Posted on: November 1, 2018 5:06 PM
Related Categories: evangelism, mission, New Zealand, statistics, survey

A nationwide study of faith and belief in New Zealand “has revealed both challenging and encouraging results for the public perception of Christianity in Aotearoa New Zealand”, Anglican Taonga reports. Its findings support the disputed words attributed to St Francis of Assisi: “preach the Gospel at all times. When necessary, use words”, as it finds that the most effective form of evangelism in New Zealand is by Christians who demonstrate Christian actions first, before sharing their faith in words.

Of the New Zealanders who completed the survey, 59 per cent thought they would most likely be influenced to investigate faith by seeing others live out their faith. And if that faith was lived out while caring for people suffering from a personal trauma or life change, the impact of that Christian love and care went up.

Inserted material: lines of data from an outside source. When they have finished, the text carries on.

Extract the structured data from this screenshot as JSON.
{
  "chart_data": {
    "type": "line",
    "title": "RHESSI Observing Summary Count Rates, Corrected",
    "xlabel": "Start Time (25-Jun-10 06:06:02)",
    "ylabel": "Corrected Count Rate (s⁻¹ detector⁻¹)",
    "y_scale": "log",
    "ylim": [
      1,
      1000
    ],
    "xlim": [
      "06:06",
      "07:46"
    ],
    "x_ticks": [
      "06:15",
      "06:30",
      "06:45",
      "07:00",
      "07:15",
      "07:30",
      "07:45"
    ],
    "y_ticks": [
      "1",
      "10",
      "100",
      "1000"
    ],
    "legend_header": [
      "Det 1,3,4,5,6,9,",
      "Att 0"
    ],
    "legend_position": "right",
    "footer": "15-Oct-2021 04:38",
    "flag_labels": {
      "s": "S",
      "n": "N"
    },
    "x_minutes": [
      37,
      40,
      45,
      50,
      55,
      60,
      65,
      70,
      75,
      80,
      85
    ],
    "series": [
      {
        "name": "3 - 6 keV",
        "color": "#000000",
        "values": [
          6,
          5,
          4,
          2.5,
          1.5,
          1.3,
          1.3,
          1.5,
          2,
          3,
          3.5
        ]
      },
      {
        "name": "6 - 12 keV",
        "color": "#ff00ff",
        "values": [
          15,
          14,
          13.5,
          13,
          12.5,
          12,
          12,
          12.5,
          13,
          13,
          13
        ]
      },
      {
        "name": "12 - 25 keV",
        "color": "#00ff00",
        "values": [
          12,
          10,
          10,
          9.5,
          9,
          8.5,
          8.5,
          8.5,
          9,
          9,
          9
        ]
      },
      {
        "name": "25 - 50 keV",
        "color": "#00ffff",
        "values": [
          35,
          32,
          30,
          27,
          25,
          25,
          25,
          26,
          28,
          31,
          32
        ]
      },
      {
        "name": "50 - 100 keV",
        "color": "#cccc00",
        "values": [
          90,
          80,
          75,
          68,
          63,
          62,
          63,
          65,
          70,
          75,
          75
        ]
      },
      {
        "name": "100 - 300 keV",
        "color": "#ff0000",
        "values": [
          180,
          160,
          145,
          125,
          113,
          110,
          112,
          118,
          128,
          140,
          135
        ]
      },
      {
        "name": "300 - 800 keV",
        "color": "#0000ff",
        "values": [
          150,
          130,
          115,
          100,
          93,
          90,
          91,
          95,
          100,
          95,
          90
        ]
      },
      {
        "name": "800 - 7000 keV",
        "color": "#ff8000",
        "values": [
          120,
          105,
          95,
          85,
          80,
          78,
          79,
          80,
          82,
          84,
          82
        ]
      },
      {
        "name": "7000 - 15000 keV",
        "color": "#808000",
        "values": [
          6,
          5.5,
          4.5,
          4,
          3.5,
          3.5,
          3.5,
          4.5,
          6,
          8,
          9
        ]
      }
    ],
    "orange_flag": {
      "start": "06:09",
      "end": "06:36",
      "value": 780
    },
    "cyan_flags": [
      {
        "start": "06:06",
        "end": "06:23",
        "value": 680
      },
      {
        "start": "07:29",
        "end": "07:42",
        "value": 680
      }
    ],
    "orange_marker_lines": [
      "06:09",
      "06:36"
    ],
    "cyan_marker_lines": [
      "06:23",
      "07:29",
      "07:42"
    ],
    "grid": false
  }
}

The survey also found that 54 per cent of Kiwis were open to changing their religious views or exploring other beliefs, Anglican Taonga said.

The “Faith and Belief in New Zealand” report came from a Wilberforce Foundation commissioned survey carried out by Australian communications company McCrindle Research. It draws on national census records of religious affiliation and used online questionnaires to establish patterns of perception and belief across a group of 1007 respondents.

Just under half of those who completed the questionnaire (46 to 47 per cent) said spirituality was important for wellbeing and mental health, and in the 18-25 age group that edged up to 50 to 52 per cent, making it the majority view for the youngest age group surveyed.

The survey pinpointed what the Wilberforce Foundation termed “belief blockers” – those aspects of behaviour, belief or reputation that turned people off from pursuing faith. The biggest belief blocker was sexual abuse that had occurred within the church, which was cited by 76 per cent of respondents. Others included hypocritical attitudes or behaviour (69 per cent), negative attitudes on homosexuality (47 per cent) and “the perceived mismatch of proclaiming a loving God that would nonetheless send sinners to hell” (45 per cent).

“The results contained hopeful news for Christians looking to share their faith with those beyond church walls”, Anglican Taonga said. “Of the non-Christians sampled, 26 per cent were warm towards Christianity, while another 13 per cent saw themselves as Christians, but didn’t currently make it to any church.”